Open GoogleCodeExporter opened 8 years ago

GoogleCodeExporter commented 8 years ago
Hlint (http://community.haskell.org/~ndm/hlint/) is a code-style tool that
flags verbose, useless, or otherwise bad bits of code. It would be good if
XMC had clean code. (Hlint strives for 'correctness'; none of the changes
ought to affect the semantics of the code.)

XMonad-core generates roughly 31 suggestions and XMC roughly 468. Even
excluding debatable suggestions like eta-reduction, this is a lot of small
bad things. Fortunately, they are all generally very easy to fix and
understand why the code was flagged, making this a good beginner project.

Attached are the 2 HTML reports hlint generates (obviously 31+468 messages
is a bit much to paste in).

Original issue reported on code.google.com by gwe...@gmail.com on 13 Feb 2010 at 11:45

Attachments:

GoogleCodeExporter commented 8 years ago
I like to think of hlint as -Wall on steroids, if that metaphor helps anyone.

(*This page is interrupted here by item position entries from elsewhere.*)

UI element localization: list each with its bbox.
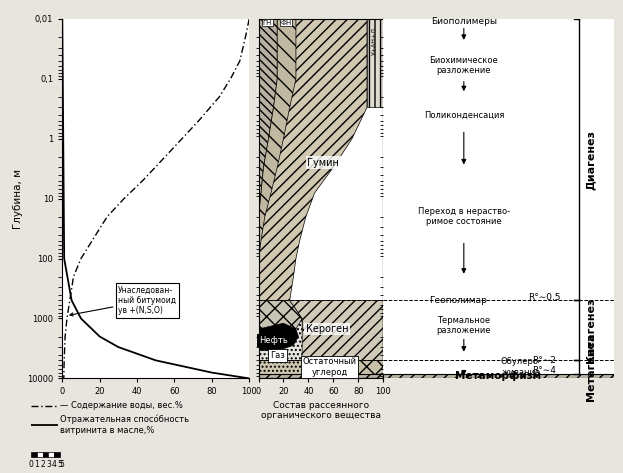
Text: Термальное
разложение: Термальное разложение — [437, 315, 491, 335]
Text: R°∼2: R°∼2 — [533, 356, 556, 365]
Polygon shape — [367, 19, 383, 107]
Text: Геополимар: Геополимар — [429, 296, 487, 305]
Text: — Содержание воды, вес.%: — Содержание воды, вес.% — [60, 401, 183, 411]
Text: 2: 2 — [40, 460, 45, 469]
Text: 3: 3 — [46, 460, 51, 469]
Text: Нефть: Нефть — [259, 336, 288, 345]
Polygon shape — [259, 323, 298, 350]
Text: 4: 4 — [52, 460, 57, 469]
Bar — [54, 452, 60, 457]
Bar — [31, 452, 37, 457]
Text: Биополимеры: Биополимеры — [431, 17, 497, 26]
Text: 0: 0 — [29, 460, 34, 469]
Text: Гумин: Гумин — [307, 158, 340, 167]
Bar — [49, 452, 54, 457]
Text: Газ: Газ — [270, 351, 285, 360]
Polygon shape — [302, 360, 383, 374]
Text: R°∼4: R°∼4 — [533, 367, 556, 376]
Text: У+АН+Л: У+АН+Л — [372, 27, 377, 55]
Text: Переход в нераство-
римое состояние: Переход в нераство- римое состояние — [418, 207, 510, 227]
Text: ФН: ФН — [280, 20, 292, 26]
Polygon shape — [259, 360, 302, 374]
Polygon shape — [259, 300, 302, 360]
Text: Катагенез: Катагенез — [586, 298, 596, 363]
Bar — [42, 452, 49, 457]
Text: Метаморфизм: Метаморфизм — [455, 371, 541, 381]
Y-axis label: Глубина, м: Глубина, м — [13, 169, 23, 228]
Polygon shape — [383, 374, 614, 378]
Text: R°∼0,5: R°∼0,5 — [528, 293, 561, 302]
Text: Поликонденсация: Поликонденсация — [424, 110, 504, 119]
Polygon shape — [259, 318, 302, 360]
Polygon shape — [259, 374, 383, 378]
Text: Биохимическое
разложение: Биохимическое разложение — [429, 56, 498, 75]
Text: Унаследован-
ный битумоид
ув +(N,S,O): Унаследован- ный битумоид ув +(N,S,O) — [70, 286, 176, 316]
Polygon shape — [259, 19, 296, 259]
Polygon shape — [259, 19, 277, 217]
Text: Обулеро-
живание: Обулеро- живание — [501, 358, 542, 377]
Polygon shape — [259, 19, 367, 300]
Text: Метагенез: Метагенез — [586, 333, 596, 401]
Bar — [37, 452, 42, 457]
Text: 5: 5 — [60, 460, 65, 469]
Text: Диагенез: Диагенез — [586, 130, 596, 190]
X-axis label: Состав рассеянного
органического вещества: Состав рассеянного органического веществ… — [261, 401, 381, 420]
Text: Остаточный
углерод: Остаточный углерод — [303, 358, 356, 377]
Polygon shape — [277, 300, 383, 360]
Text: Отражательная спосо́бность
витринита в масле,%: Отражательная спосо́бность витринита в м… — [60, 415, 189, 435]
Text: ГН: ГН — [262, 20, 272, 26]
Text: Кероген: Кероген — [306, 324, 348, 334]
Text: 5: 5 — [57, 460, 62, 469]
Text: 1: 1 — [34, 460, 39, 469]
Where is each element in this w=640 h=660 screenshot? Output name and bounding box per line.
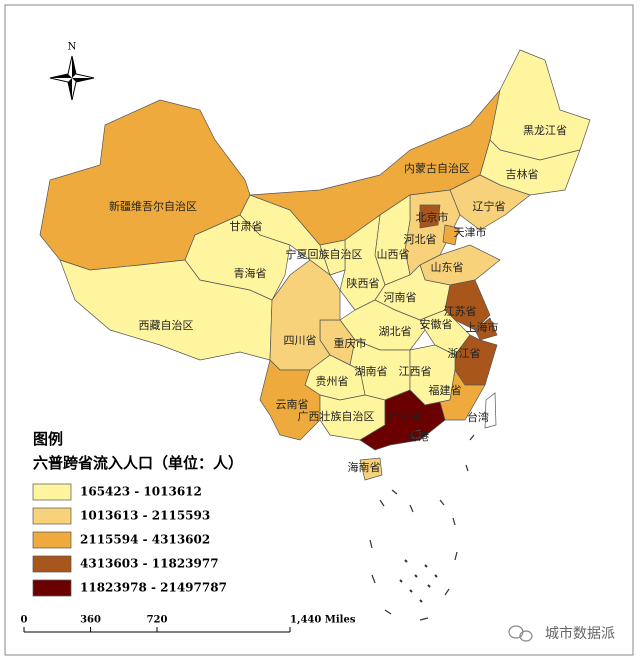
province-label: 辽宁省 <box>473 199 506 213</box>
province <box>439 369 486 421</box>
province-label: 广东省 <box>389 411 422 424</box>
province <box>442 224 459 246</box>
province-label: 上海市 <box>466 320 499 334</box>
north-arrow: N <box>49 42 95 101</box>
north-label: N <box>68 42 77 53</box>
legend-swatch <box>32 555 72 573</box>
scale-label: 720 <box>147 615 168 626</box>
province <box>419 204 441 229</box>
province-label: 河北省 <box>404 233 437 246</box>
legend-subtitle: 六普跨省流入人口（单位：人） <box>33 454 243 472</box>
province-label: 江西省 <box>399 365 432 378</box>
province-label: 山西省 <box>377 248 410 261</box>
province-label: 江苏省 <box>444 305 477 318</box>
south-sea-islands <box>369 434 475 621</box>
legend-label: 4313603 - 11823977 <box>80 557 219 571</box>
province-label: 台湾 <box>467 410 489 424</box>
province-label: 山东省 <box>431 261 464 274</box>
watermark: 城市数据派 <box>545 625 615 642</box>
legend-label: 1013613 - 2115593 <box>80 509 210 523</box>
scale-label: 360 <box>80 615 101 626</box>
province-label: 香港 <box>407 430 429 443</box>
province-label: 福建省 <box>429 383 462 397</box>
province-label: 重庆市 <box>334 336 367 350</box>
province-label: 西藏自治区 <box>139 318 194 332</box>
legend: 165423 - 1013612 1013613 - 2115593 2115594… <box>32 483 227 597</box>
province <box>319 239 346 276</box>
province-label: 甘肃省 <box>230 220 263 233</box>
watermark-icon <box>508 625 533 642</box>
province-label: 新疆维吾尔自治区 <box>109 199 197 213</box>
legend-title: 图例 <box>33 430 63 448</box>
legend-swatch <box>32 579 72 597</box>
scale-label: 0 <box>21 615 28 626</box>
province <box>359 389 446 451</box>
provinces <box>39 49 591 481</box>
province <box>474 317 498 341</box>
province-label: 吉林省 <box>506 167 539 181</box>
legend-label: 2115594 - 4313602 <box>80 533 210 547</box>
province-label: 云南省 <box>276 398 309 411</box>
province-label: 内蒙古自治区 <box>404 161 470 175</box>
province-label: 黑龙江省 <box>523 124 567 137</box>
province-label: 宁夏回族自治区 <box>286 247 363 261</box>
province-label: 北京市 <box>416 210 449 224</box>
province-label: 广西壮族自治区 <box>298 409 375 423</box>
province-label: 贵州省 <box>316 375 349 388</box>
province-label: 湖南省 <box>355 365 388 378</box>
province-label: 海南省 <box>348 460 381 474</box>
legend-swatch <box>32 507 72 525</box>
scale-label: 1,440 Miles <box>290 615 356 626</box>
province <box>359 457 383 481</box>
province-label: 湖北省 <box>379 325 412 338</box>
legend-swatch <box>32 483 72 501</box>
scale-bar: 0 360 720 1,440 Miles <box>21 615 356 633</box>
province-label: 陕西省 <box>347 276 380 290</box>
province-label: 河南省 <box>384 291 417 304</box>
province-label: 安徽省 <box>420 317 453 331</box>
province <box>411 429 421 439</box>
province-label: 青海省 <box>234 266 267 280</box>
legend-label: 11823978 - 21497787 <box>80 581 227 595</box>
legend-label: 165423 - 1013612 <box>80 485 202 499</box>
province-label: 浙江省 <box>448 347 481 360</box>
province-label: 四川省 <box>284 334 317 347</box>
province <box>484 392 497 429</box>
province-label: 天津市 <box>454 225 487 239</box>
legend-swatch <box>32 531 72 549</box>
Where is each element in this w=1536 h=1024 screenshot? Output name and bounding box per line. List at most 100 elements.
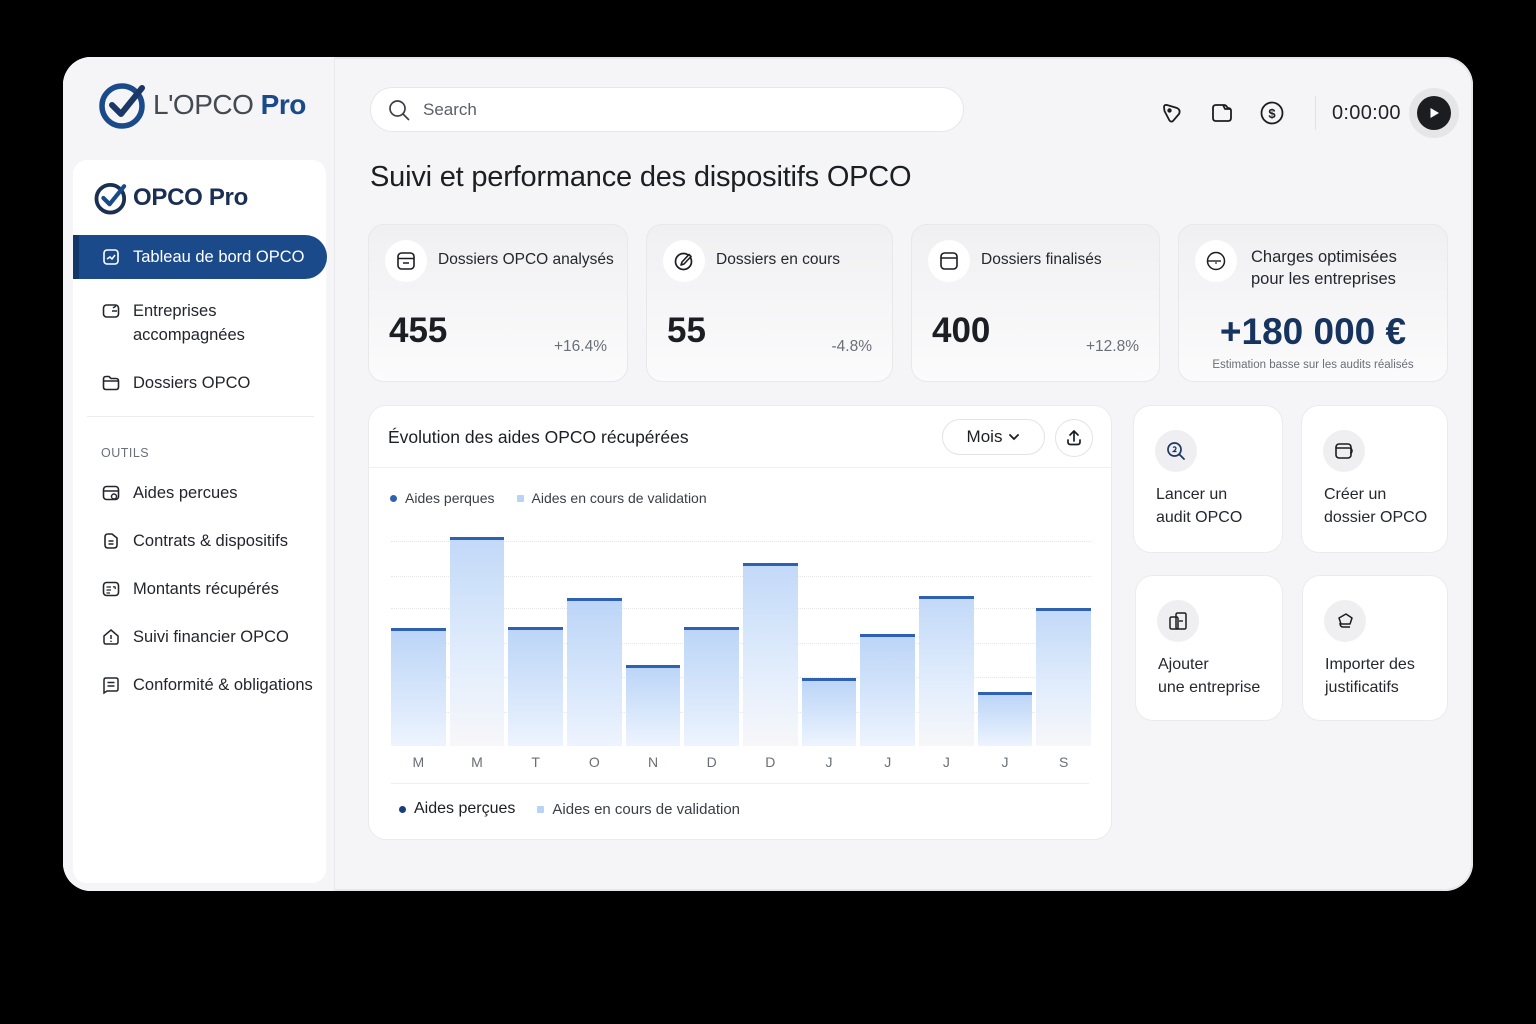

Original comment by gwe...@gmail.com on 13 Feb 2010 at 11:46

GoogleCodeExporter commented 8 years ago
I've patched a few of the Hlint flags in xmonad core.
It is indeed a nice beginner project, I learned a lot.
I left one of the eta reduction warnings in there due to readability and I 
didn't alter the naming of the atoms to camelCase due to their origin.

When applying another eta reduction, I noticed the redundant use was a solution 
for the monomorphism restriction. This was changed by using scoped type 
variables also due to the possibility that generalisation isn't done in nested 
expressions (http://hackage.haskell.org/trac/ghc/blog/LetGeneralisationInGhc7). 

Any comments on my patch are welcome.